Num mundo em que a guerra reescreve diariamente as regras da segurança e defesa, os drones deixaram de ser brinquedos para se tornarem os olhos, a inteligência e o braço armado das operações militares e civis.

Na Ucrânia, desde o primeiro dia da invasão, drones comerciais e militares pulverizaram doutrinas rígidas e ultrapassadas, obrigando os comandantes a repensar tudo – da logística à estratégia de combate. No Donbass, vigiar e atacar é, hoje, a definição mais crua de poder. E Portugal? Continuaremos a assistir de braços cruzados? Não nos enganemos: os drones não são apenas o futuro da guerra, mas já constituem a espinha dorsal da segurança quotidiana.

Na Dinamarca, aeroportos como Aalborg e Copenhaga foram forçados a encerrar devido à intrusão de drones não autorizados sobre infraestruturas críticas – ataques híbridos que interrompem a vida normal, causam prejuízos económicos avultados e espalham medo, exigindo contramedidas imediatas.

Não é apenas um problema da Dinamarca. É um alarme ensurdecedor para Portugal. Quantas das nossas infraestruturas críticas, aeroportos, portos, centrais elétricas ou até as bases militares estão realmente preparados para enfrentar esta nova ameaça?

Em território nacional, as forças de segurança e a proteção civil já recorrem esporadicamente a veículos não tripulados – aéreos (UAVs), terrestres (UGVs) e marítimos (USVs) – para salvar vidas, monitorizar incêndios e patrulhar áreas sensíveis. Mas usar tecnologia alheia é uma coisa; dominá-la e desenvolvê-la é outra. E aqui Portugal tem um trunfo que não pode ser desperdiçado.

A Tekever, referência mundial, com drones como o AR3 e o AR5 – usados até na Ucrânia – exporta 99,9% da produção e duplicou receitas em 2024. A Beyond Vision, fornecedora de sistemas já vendidos para Itália e Ucrânia, comprova a capacidade de inovação nacional. A POST77, empresa em que o fundador da Tekever é atualmente CTO, aposta na integração de inteligência artificial para controlo de enxames de drones, soluções já no radar da NATO.

Este conjunto de empresas é a prova viva de um ecossistema industrial em ascensão, mas ainda sem apoio estratégico do Estado.

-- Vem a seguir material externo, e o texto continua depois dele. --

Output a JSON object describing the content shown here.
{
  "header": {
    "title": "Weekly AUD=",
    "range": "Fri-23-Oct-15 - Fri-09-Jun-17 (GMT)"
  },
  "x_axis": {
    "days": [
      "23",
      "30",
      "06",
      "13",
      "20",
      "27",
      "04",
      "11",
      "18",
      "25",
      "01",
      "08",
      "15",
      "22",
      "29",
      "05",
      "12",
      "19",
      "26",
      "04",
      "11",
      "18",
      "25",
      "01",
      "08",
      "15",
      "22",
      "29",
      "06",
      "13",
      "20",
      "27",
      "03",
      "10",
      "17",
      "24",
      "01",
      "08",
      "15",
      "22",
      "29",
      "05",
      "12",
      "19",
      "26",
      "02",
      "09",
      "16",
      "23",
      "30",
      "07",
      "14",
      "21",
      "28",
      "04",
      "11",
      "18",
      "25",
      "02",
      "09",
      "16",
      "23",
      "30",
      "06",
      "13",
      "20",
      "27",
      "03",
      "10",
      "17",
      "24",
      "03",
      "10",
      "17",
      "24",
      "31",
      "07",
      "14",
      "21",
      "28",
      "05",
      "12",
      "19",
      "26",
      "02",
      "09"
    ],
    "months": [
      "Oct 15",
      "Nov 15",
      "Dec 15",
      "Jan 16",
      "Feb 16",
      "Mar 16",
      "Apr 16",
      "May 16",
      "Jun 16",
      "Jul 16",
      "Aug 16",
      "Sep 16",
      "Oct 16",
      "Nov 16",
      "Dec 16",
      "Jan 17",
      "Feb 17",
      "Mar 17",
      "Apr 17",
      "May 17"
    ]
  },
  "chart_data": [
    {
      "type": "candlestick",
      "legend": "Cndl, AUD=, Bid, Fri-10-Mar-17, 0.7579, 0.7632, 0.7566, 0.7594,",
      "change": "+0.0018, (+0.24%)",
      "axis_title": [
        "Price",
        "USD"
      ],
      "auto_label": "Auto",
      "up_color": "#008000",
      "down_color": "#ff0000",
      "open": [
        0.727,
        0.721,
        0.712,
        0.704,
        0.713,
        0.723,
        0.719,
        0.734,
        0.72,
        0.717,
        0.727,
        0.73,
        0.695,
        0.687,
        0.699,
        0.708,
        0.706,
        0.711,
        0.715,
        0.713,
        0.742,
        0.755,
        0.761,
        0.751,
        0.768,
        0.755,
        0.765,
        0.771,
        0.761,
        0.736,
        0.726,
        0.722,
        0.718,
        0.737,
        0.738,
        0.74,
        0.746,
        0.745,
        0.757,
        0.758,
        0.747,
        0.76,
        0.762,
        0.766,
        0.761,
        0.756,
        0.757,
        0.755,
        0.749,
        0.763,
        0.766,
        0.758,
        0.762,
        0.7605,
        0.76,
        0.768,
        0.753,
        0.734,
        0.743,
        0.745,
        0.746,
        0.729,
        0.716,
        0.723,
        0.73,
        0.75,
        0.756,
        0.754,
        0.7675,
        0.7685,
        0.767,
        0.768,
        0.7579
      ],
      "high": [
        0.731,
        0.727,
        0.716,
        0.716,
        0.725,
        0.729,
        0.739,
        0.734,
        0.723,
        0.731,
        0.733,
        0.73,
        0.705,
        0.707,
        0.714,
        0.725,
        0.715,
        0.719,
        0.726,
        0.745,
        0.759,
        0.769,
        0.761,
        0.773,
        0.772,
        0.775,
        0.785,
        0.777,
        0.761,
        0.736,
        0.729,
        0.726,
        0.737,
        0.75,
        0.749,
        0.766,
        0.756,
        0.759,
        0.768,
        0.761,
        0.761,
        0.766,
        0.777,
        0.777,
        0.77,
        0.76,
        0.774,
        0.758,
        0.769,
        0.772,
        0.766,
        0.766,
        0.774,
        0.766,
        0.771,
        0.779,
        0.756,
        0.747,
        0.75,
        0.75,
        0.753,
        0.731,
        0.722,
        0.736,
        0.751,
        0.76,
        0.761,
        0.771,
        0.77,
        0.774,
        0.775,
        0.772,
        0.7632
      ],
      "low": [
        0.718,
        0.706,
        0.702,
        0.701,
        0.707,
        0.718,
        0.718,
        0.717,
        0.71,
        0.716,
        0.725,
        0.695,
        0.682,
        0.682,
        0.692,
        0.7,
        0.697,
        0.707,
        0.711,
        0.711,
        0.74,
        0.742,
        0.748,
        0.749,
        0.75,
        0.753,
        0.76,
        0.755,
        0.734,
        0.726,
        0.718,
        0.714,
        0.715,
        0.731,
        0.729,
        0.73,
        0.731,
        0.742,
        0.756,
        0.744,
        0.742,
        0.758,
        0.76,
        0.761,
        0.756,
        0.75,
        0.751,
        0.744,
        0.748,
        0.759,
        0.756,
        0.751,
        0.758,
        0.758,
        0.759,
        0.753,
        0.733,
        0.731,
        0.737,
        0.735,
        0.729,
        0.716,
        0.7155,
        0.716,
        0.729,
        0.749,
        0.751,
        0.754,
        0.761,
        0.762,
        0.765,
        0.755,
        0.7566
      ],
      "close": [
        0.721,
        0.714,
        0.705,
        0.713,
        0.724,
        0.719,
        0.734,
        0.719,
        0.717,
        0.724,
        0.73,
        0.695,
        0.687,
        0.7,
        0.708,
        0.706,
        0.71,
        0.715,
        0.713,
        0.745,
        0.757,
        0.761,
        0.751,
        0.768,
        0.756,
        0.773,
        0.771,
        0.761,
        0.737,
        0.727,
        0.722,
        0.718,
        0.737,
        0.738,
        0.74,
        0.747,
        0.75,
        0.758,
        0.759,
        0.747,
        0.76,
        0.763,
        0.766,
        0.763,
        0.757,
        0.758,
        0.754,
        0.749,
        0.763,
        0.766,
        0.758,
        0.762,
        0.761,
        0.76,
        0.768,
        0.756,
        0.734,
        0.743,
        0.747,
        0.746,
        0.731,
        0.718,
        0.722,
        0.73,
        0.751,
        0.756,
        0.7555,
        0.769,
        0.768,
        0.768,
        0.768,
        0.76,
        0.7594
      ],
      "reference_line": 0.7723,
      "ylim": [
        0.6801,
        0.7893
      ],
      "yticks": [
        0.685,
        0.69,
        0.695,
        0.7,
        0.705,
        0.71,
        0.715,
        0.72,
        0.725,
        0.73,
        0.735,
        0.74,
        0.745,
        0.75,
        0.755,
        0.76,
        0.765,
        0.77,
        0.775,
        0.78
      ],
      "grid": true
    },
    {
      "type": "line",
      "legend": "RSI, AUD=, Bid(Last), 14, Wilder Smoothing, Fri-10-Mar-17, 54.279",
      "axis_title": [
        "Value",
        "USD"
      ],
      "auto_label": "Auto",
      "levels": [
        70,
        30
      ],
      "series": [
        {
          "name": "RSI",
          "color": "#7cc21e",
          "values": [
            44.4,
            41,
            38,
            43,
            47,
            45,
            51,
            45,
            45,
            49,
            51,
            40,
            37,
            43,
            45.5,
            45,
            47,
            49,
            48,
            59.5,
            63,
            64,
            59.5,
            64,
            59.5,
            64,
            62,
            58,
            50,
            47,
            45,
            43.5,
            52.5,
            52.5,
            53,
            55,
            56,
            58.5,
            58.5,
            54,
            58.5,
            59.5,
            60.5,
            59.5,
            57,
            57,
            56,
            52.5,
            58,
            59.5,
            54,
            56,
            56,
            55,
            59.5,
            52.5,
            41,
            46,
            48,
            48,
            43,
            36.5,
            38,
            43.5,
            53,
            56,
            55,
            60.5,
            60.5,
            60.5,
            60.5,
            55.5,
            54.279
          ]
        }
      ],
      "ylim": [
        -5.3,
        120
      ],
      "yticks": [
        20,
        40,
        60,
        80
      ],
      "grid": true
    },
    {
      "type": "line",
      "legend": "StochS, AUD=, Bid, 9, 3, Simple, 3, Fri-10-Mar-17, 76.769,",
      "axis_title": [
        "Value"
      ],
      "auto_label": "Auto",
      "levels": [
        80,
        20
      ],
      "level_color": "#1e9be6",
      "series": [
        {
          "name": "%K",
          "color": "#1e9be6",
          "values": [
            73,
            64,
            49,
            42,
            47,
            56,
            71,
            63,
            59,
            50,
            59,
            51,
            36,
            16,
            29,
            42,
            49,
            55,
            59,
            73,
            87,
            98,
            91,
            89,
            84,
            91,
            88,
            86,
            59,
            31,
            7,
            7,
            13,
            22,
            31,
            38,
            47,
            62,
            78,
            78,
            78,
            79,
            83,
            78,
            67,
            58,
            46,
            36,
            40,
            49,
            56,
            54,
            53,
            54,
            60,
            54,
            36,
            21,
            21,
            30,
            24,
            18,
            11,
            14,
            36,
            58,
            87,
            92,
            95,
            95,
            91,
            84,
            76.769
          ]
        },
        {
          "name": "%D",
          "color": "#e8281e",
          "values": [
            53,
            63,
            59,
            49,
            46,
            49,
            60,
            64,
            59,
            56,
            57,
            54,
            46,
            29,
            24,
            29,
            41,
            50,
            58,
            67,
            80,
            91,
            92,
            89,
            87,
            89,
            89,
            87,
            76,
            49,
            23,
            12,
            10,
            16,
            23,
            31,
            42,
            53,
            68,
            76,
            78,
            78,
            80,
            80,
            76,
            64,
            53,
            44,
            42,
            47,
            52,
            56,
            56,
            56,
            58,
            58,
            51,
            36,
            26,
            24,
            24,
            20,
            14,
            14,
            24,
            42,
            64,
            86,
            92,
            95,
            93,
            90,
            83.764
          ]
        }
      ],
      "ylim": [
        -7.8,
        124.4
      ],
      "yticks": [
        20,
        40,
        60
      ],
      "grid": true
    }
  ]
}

Se não for protegido e potenciado, arrisca-se a definhar e a deixar Portugal na periferia desta revolução tecnológica. Onde está a visão estratégica?

O Estado, as Forças Armadas e as Forças e Serviços de Segurança têm de investir de forma séria em investigação e desenvolvimento (I&D) no setor dos drones. Não basta comprar tecnologia; é necessário criá-la.

É urgente formar unidades especializadas em drones – aéreos, terrestres e marítimos – nas Forças Armadas, nas polícias e na proteção civil, com treino dedicado a operações híbridas, contramedidas anti-drone e integração de IA. O exercício REPMUS, liderado pela Marinha Portuguesa, já demonstrou que sabemos testar estas tecnologias com os melhores do mundo. Por que não liderar também?

Olhemos para o mar. A nossa Zona Económica Exclusiva, uma das maiores da Europa, é um ativo estratégico frágil, e é assim bem mais do que um cluster económico, exposto à pesca ilegal, ao tráfico ilícito e às ameaças híbridas, que só podem ser enfrentadas com mais eficiência com meios não tripulados em rede. Vamos continuar a importar tecnologia enquanto o talento português definha por falta de investimento?

Portugal liderou os mares no passado. Hoje, a soberania joga-se no ar, em terra e no mar, com sistemas não tripulados que redefinem o poder. Ignorar o cluster industrial emergente – Tekever, Beyond Vision, POST77, etc. – é abdicar da nossa relevância num mundo em convulsão.

Senhores decisores, a equação é simples: ou investimos em I&D e em unidades especializadas, ou ficaremos dependentes de outros. Os drones não são o futuro distante. São o presente e são a ponta do icebergue.